Teachers across China have joined a surge of protests over the last year, besieging local governments to demand better treatment and denounce official corruption.

The introduction of performance pay earlier this year seemed to appease teachers in public schools but fuelled discontent in private schools, where there were no increases.

The teachers who came out on strike on Thursday were from two schools which belong to a private education group in Chengdu, the capital of Sichuan province. They stopped work after their pay demands were rejected, local web portal Newssc.org reported.

An official in Chengdu Municipal Education Bureau downplayed the incident, and said the government was in talks with the teachers and their employers in a bid to end the walkout.

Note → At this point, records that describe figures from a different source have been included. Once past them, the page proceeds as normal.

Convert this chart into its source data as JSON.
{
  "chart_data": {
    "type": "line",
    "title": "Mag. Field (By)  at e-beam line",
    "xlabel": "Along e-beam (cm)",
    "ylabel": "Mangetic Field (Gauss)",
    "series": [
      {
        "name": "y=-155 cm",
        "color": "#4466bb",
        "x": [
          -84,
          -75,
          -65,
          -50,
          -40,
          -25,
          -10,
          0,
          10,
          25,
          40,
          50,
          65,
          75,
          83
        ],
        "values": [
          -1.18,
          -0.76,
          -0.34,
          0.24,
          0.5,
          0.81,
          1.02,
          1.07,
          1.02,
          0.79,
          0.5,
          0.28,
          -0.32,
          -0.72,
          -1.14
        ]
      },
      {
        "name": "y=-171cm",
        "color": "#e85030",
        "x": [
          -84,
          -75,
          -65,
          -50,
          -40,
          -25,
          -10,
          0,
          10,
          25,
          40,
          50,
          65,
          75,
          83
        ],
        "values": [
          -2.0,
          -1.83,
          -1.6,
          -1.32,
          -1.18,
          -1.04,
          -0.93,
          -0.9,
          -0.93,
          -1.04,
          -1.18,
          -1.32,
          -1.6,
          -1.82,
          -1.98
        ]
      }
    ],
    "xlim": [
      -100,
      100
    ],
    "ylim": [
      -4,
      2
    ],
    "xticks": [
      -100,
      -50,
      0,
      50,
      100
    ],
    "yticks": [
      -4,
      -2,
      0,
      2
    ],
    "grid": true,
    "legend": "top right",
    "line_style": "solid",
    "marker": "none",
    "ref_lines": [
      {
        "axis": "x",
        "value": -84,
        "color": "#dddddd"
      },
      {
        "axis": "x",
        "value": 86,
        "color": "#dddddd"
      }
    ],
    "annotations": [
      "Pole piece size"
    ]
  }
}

"It's not as serious as a strike," Liu Ke, from the spokesman's office, told Reuters by telephone.

"It's only a labour dispute between teachers and the group ... We hope the situation will return to normal before Monday's mid-term examination at the schools," he said.

The number of "mass incidents" -- the government term for riots and protests -- increased recently after a relatively quiet period around the Oct 1 National Day celebrations, when Beijing tightened controls, the Hong Kong-based Information Center for Human Rights & Democracy said.

About 2,000 people protested in the city of Cixi, in the eastern province of Zhejiang on Wednesday, after several residents were beaten up by security officials, the group said.